To add a new node to the heap, first add it to the end of the heap and then rebuild the tree as follows:
let the last node be the current node; while (current node > current node's parent) { - swap current node with its parent; - (current node is now one level up) }
What is the algorithm for removing the root in a binary heap?
Often you need to remove the maximum element, which is the root in a heap. After the root is removed, the tree must be rebuilt to maintain the heap property. The algorithm for rebuilding the tree can be described as follows:
move last node to replace root;
let the root be the current node;
while (current node has children and
- current node is smaller than one of them) {
- swap current node with largest of its children;
- (now current node is one level down)
}
What is the time complexity of a heap sort?
The worst-case time of heap sort is O(n log(n)).
Both merge sorts and heap sorts require O(n log(n)) time.
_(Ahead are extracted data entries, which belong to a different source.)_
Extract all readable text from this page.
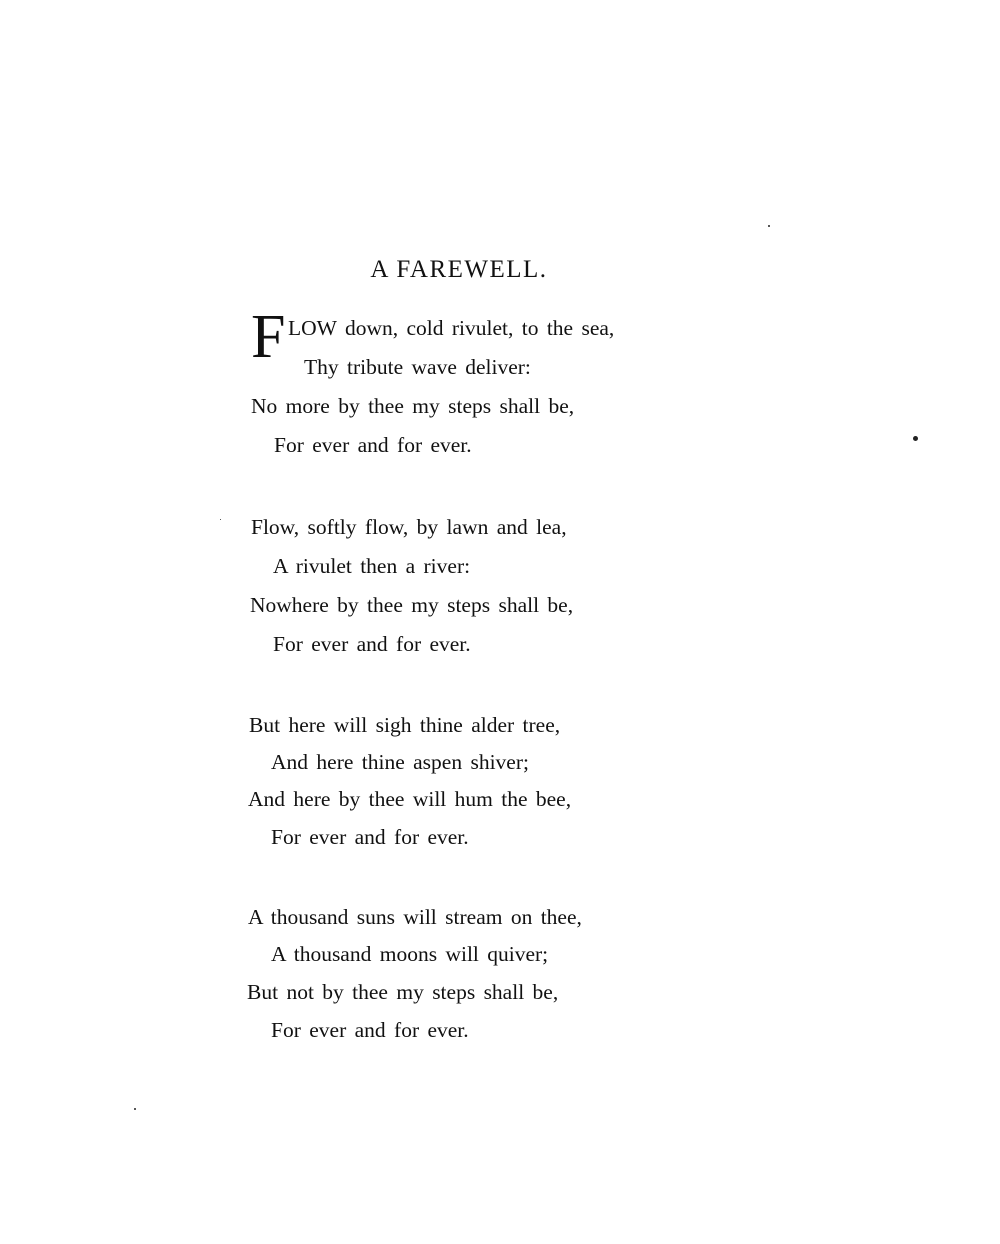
A FAREWELL.
F LOW down, cold rivulet, to the sea,
Thy tribute wave deliver:
No more by thee my steps shall be,
For ever and for ever.
Flow, softly flow, by lawn and lea,
A rivulet then a river:
Nowhere by thee my steps shall be,
For ever and for ever.
But here will sigh thine alder tree,
And here thine aspen shiver;
And here by thee will hum the bee,
For ever and for ever.
A thousand suns will stream on thee,
A thousand moons will quiver;
But not by thee my steps shall be,
For ever and for ever.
A merge sort requires a temporary array for merging two subarrays; a heap sort does not need additional array space. Therefore, a heap sort is more space efficient than a merge sort.
What is bucket sort, and how does it work? What is its time complexity?
The lower bound for general sorting algorithms is O(n log(n)), so no sorting algorithms based on comparisons can perform better than O(n log(n)). However, if the keys are small integers, you can use bucket sort without having to compare the keys.
The bucket sort works as follows. Assume the keys are in the range from 0 to t. We need t + 1 buckets labeled 0, 1, …, and t. If an element’s key is i, the element is put into the bucket i. Each bucket holds the elements with the same key value. You can use a nested ArrayList to implement a bucket.
It takes O(n + t) time to sort the list and uses O(n +1) space, where n is the list size. Note that if t is too large, using the bucket sort is not desirable. Instead, use radix sort.